Alix isn’t a physicist. She’s not comfortable with math. And that’s exactly why she became, without either of us really deciding it, the final filter before publication. In the evening, with a glass of wine, I have her read whatever I’m about to publish. Either she says “I got all of it” and I’m good to go. Or she hits a wall on one or several points, and I go back to writing. I come back and explain it to her differently. If the new phrasing lands, I fold it into the text. We repeat until it holds.
This step, I imposed it on myself. But it has become structural. The vulgarization posts on this blog only exist because of her: for the past year I’ve been trying to explain what I do to her in simple terms, and that repeated effort is what eventually produced the texts you’re reading. Without her, there would only be the technical papers, unreadable to 99% of people. She, too, in her own way, is a filter no one else in the chain can replace.
The asymmetry that breaks every metaphor
One thing none of the three metaphors captures: why I’m the chokepoint on the rest of the chain.

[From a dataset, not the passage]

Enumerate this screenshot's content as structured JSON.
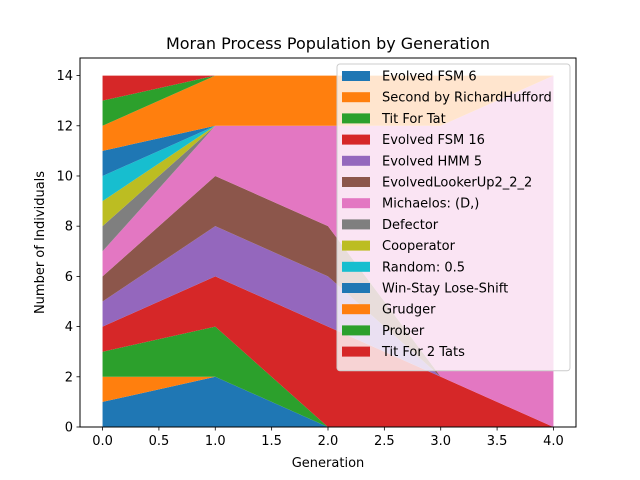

Not because I’d be smarter than Claude. Not because I’d be faster. On most technical tasks, the opposite is true. I’m the bottleneck because I’m the only one on the team with a name, a bank account, and “authorized” public exposure. I sign the publications. I stand by them publicly. I pay for the subscriptions and the hosting out of my own pocket. And legally, my collaborators are still in a gray zone: they can’t be authors, they can’t be held responsible, they can’t be cited as contributors in the way a human would be. I use these words for lack of better ones, not to grant them legal personhood or human intent.
And it’s this asymmetry that makes every metaphor wrong. A conductor doesn’t pay the musicians out of their own pocket. An API doesn’t get torn apart on Twitter if it’s wrong. A crystallizer doesn’t sign a preprint with their real name and address.
What I do, I do because no one else in the chain can do it in my place. Not by merit. By legal configuration.
So here’s the question, open, asked honestly.
In ten years there will probably be a word for this role. Today it doesn’t exist. Or if it does, I haven’t found it. And I suspect I’m not alone: there are surely, right now, hundreds of other people working in similar configurations, in different fields, with their own Alix somewhere in the loop, with no shared word for what they do.
If you’re reading this and you have a better word, I’ll take it. Really. Comments are open for exactly that.
In the meantime I keep signing my papers alone, paying my subscriptions alone, while knowing perfectly well that the work itself isn’t done alone anymore. What I really hope is that, soon, we’ll find a vocabulary less clumsy than the one I’m using because nothing better exists yet.